A______ SA a notamment allégué que le contrat "conseil & outils de communication" du 18 août 2016, que B______ SA a accepté par écrit en validant les offres successives s'inscrivant dans son cadre, contenait des "dispositions-cadres" s'appliquant à toutes les relations contractuelles entre les parties. Elle a en outre réitéré sa demande d'audition du témoin C______ si les éléments au dossier ne devaient pas permettre d'arriver à cette conclusion.
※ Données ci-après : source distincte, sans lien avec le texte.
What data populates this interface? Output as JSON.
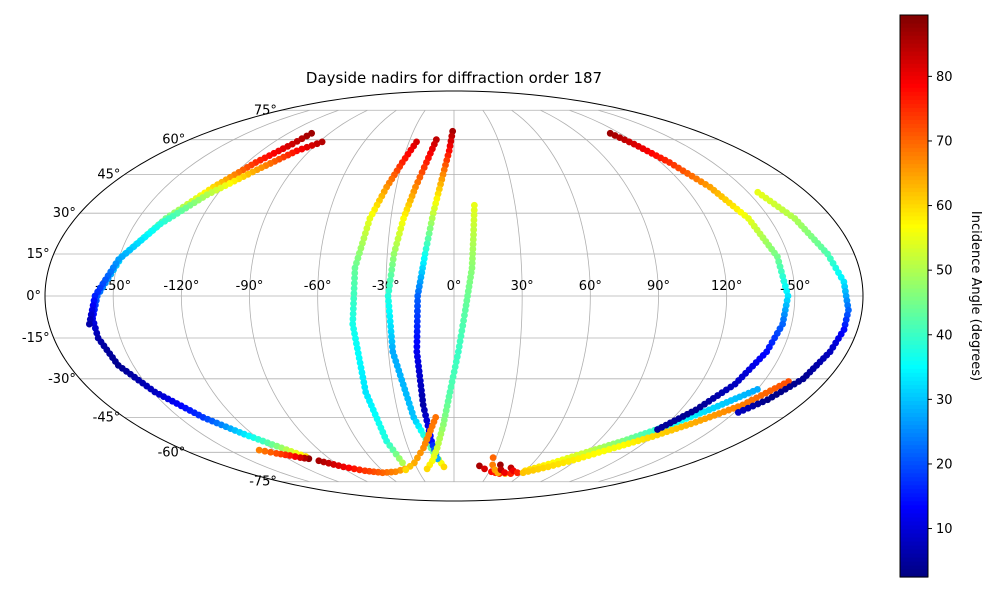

E. Aux termes du jugement entrepris, le Tribunal a considéré que, compte tenu du fait que le siège de B______ SA se situait à E______, les tribunaux neuchâtelois étaient en principe, à teneur de l'art. 10 al. 1 let. b CPC, compétents à raison du lieu pour connaître du litige opposant les parties. Il ne résultait au demeurant pas des éléments au dossier que B______ SA aurait accepté la clause de prorogation de for en faveur des tribunaux genevois contenue à l'art. 14 du contrat "conseil & outils de communication" du 18 août 2016. L'échange de courriels du 16 août 2016 ne permettait en effet pas de considérer que ce contrat avait été transmis à B______ SA et accepté par celle-ci, ce document n'étant pas mentionné dans les pièces jointes. En outre, même en admettant que le contrat eût été adressé en pièce jointe à B______ SA, la teneur dudit échange de courriels démontrait que la question d'une élection de for en faveur des tribunaux genevois n'avait pas été abordée ou discutée par les parties et qu'en conséquence B______ SA n'avait pas accepté une telle élection de for. A défaut de l'existence d'une prorogation de for respectant les conditions de forme de l'art. 17 al. 2 CPC, il ne pouvait se déclarer compétent à raison du lieu sans violer l'art. 10 CPC.
EN DROIT
- 1.1 L'appel est recevable pour avoir été interjeté auprès de l'autorité compétente (art. 120 al. 1 let. a LOJ), dans le délai utile de 30 jours (art. 145 al. 1 let. b et 311 al. 1 CPC) et selon la forme prescrite par la loi (art. 130, 131 et 311 CPC), contre une décision finale de première instance (art. 308 al. 1 let. a CPC) rendue dans une affaire patrimoniale dont la valeur litigieuse est, compte tenu de la somme réclamée par l'appelante à l'intimée en première instance, supérieure à 10'000 fr. (art. 91 al. 1 et 308 al. 2 CPC).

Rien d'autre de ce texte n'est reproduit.